Create|Prepare aggregates 
aggr_name_1
[file output_file_name]
for  logical_fact_table_1 [(logical_fact_column_1, logical_fact_column_2,…)]   
at levels (level_1 [Using_Surrogate_Key], level_2, …)
using connection pool connection_pool_name_1
in schema_name_1
[ ,aggr_name_2
for logical_fact_table_3 [(logical_fact_column_5, logical_fact_column_2,…)]   
at levels (level_3, level_2, …)
using connection pool connection_pool_name_2
in schema_name_2] ;

About Surrogate Key Output from Create/Prepare Aggregates

The changes to the current process are restricted to the physical metadata layer in the repository and the database.
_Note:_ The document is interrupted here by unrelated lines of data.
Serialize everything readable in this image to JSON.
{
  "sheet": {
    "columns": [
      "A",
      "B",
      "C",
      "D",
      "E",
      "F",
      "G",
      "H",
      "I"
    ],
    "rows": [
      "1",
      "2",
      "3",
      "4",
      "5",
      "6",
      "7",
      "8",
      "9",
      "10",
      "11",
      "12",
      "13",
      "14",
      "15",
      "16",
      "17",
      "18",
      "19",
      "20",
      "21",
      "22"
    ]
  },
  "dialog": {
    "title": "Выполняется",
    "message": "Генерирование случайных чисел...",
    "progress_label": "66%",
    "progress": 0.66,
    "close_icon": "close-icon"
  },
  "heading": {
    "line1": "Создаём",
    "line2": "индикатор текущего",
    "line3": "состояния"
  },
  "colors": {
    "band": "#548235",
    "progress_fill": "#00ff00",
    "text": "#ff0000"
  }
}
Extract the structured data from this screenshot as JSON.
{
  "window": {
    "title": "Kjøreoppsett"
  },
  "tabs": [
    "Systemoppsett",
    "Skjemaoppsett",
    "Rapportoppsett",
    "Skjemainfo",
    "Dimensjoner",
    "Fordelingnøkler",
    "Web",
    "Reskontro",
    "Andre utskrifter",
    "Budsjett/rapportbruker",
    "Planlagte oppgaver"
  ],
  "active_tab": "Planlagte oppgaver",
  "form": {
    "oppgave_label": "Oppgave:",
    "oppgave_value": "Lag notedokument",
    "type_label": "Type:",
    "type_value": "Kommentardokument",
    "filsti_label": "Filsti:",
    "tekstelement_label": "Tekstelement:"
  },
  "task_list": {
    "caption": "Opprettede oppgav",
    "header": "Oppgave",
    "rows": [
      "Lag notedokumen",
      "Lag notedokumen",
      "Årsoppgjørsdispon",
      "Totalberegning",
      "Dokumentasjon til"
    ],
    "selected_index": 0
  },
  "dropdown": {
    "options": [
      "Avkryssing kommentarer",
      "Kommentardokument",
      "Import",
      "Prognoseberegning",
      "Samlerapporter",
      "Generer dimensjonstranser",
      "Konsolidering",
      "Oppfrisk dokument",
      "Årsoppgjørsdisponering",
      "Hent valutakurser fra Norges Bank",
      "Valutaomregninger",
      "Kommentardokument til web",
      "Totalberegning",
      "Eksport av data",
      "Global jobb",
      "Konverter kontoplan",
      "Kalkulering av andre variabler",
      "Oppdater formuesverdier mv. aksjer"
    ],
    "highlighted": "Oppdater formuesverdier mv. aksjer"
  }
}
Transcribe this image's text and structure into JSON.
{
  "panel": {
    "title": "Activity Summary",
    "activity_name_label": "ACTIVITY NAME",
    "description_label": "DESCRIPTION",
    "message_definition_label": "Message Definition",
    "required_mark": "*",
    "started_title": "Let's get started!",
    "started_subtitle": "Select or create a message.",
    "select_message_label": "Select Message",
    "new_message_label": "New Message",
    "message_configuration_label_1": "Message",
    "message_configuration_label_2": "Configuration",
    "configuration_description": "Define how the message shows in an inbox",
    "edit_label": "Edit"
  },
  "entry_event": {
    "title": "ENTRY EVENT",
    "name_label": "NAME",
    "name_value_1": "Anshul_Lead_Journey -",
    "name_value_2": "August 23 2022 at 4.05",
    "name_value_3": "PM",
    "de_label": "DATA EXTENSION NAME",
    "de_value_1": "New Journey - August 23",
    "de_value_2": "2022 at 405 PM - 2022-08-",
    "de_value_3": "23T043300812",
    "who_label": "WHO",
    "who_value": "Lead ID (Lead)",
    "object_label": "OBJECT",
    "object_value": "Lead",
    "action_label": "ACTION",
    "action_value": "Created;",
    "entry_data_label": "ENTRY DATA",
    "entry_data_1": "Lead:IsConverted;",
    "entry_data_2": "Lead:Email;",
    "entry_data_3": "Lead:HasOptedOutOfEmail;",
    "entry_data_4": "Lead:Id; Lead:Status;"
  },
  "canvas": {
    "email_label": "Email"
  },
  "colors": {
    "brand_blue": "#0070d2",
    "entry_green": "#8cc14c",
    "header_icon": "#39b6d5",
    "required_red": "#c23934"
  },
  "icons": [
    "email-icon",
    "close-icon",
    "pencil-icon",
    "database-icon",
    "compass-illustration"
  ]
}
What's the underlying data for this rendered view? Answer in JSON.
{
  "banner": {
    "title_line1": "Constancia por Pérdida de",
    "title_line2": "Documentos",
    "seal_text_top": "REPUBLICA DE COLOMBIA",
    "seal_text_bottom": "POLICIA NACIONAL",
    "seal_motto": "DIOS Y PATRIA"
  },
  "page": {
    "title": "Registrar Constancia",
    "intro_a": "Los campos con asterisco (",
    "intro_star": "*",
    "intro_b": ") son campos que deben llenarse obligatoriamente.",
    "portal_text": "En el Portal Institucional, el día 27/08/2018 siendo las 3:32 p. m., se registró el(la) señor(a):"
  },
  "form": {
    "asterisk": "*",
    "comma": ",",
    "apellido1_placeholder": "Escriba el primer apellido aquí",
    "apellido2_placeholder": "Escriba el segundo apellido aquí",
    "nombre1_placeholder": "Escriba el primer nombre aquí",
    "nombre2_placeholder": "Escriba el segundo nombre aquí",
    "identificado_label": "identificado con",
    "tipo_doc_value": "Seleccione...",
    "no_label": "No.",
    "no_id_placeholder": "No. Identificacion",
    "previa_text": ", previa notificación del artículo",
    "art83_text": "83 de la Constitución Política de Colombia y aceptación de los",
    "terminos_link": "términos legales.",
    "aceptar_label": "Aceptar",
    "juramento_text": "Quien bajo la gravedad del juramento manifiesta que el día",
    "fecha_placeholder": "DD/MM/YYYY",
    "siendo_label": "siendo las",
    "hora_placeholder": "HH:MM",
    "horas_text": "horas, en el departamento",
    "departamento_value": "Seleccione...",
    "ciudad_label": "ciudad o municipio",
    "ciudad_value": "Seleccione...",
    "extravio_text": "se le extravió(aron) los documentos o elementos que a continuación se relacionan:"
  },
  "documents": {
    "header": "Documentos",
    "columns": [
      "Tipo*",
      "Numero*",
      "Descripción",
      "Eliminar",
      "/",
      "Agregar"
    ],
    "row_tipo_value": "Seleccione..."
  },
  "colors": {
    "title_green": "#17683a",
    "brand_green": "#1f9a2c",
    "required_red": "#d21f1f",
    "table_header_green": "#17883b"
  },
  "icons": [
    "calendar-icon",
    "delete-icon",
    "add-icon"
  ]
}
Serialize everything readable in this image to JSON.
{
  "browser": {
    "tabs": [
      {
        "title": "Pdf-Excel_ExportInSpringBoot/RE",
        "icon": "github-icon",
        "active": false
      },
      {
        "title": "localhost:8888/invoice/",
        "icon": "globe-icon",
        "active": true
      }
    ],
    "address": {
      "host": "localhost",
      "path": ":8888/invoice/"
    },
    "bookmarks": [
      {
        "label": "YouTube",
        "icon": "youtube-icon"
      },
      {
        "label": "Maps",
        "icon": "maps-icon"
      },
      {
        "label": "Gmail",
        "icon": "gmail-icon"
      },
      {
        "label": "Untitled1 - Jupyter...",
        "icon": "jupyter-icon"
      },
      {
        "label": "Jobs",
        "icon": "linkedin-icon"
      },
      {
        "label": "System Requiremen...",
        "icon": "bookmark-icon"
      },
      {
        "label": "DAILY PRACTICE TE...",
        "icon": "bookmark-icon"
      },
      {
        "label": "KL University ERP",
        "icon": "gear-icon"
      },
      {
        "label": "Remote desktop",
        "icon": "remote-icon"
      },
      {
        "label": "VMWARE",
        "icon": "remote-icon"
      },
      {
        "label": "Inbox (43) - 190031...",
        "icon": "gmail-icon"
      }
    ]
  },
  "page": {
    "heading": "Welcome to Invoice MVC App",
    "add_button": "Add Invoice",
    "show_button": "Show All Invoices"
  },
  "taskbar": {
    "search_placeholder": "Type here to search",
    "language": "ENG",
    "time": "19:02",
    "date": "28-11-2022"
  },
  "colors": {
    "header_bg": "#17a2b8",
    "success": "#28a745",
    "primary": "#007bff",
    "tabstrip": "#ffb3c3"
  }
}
When you use the Using_Surrogate_Key join option, the following describes the results:

For a level aggregate, the following occurs:
- In the physical metadata, the following occurs:
  - The level aggregate table has a new column called levelName_upgradeIDSK (check for collisions). This is the surrogate key column for the dimension aggregate. Note that levelName is truncated if the total number of characters exceeds 18.
  - The type of this column is SMALLUINT.
- In the database, the following occurs:
  - The level aggregate table also has a corresponding column called levelName_upgradeIDSK. Again, levelName is truncated if the total number of characters exceeds 18.
  - It can be populated using RCOUNT().
For a fact aggregate, the following occurs:
- In the physical metadata, the following occurs:
  - The fact aggregate table no longer contains columns from the level's primary keys.
  - Instead, a new column that corresponds to the level aggregate's surrogate key is added to the table.
  - The type of this column is identical to the level's surrogate key.
  - The column has the same name as that in the level aggregate (check for collisions).
  - The fact table and the level table are joined using this surrogate key only.
- In the database, the following occurs:
  - The fact aggregate table also has the corresponding surrogate key.
  - It is populated using new capabilities to be available through Populate.

Running the Aggregate Specification Against the Oracle BI Server

Before you run the aggregate specification against the Oracle BI Server, you should set an appropriate logging level. Trace logs are be logged to nqquery.log if the logging level is at least 2. The logging events include the aggregate execution plan and the order in which the aggregates are created and deleted. Higher logging levels provide more details about the query and execution plans. Error logs are logged to nqquery.log if the logging level is at least 1, and to nqserver.log regardless of the logging level.

After generating the SQL script file and setting the logging levels, you can run the SQL script using nqcmd. The SQL file must be executed against a running Oracle BI Server. See "Testing and Refining the Repository" for more information about running nqcmd.

After executing the SQL script, aggregates are created and persisted in the Oracle BI Server metadata, as well as in the back-end databases.

Troubleshooting Aggregate Persistence

The following is a list of some reasons errors can occur:

Network failure.
No disk space on the database.
Bad aggregate request.

If there is an error in the creation of any aggregate, then the entire aggregate request is terminated and subsequent aggregates are not created. Aggregates that are already created and checked in remain checked in. If there are errors, you must remove them at the time of the error or at the next ETL run in one of the following ways:

Manually remove the aggregates from the metadata and the database.
Automatically remove all the aggregates using the Delete Aggregates specification.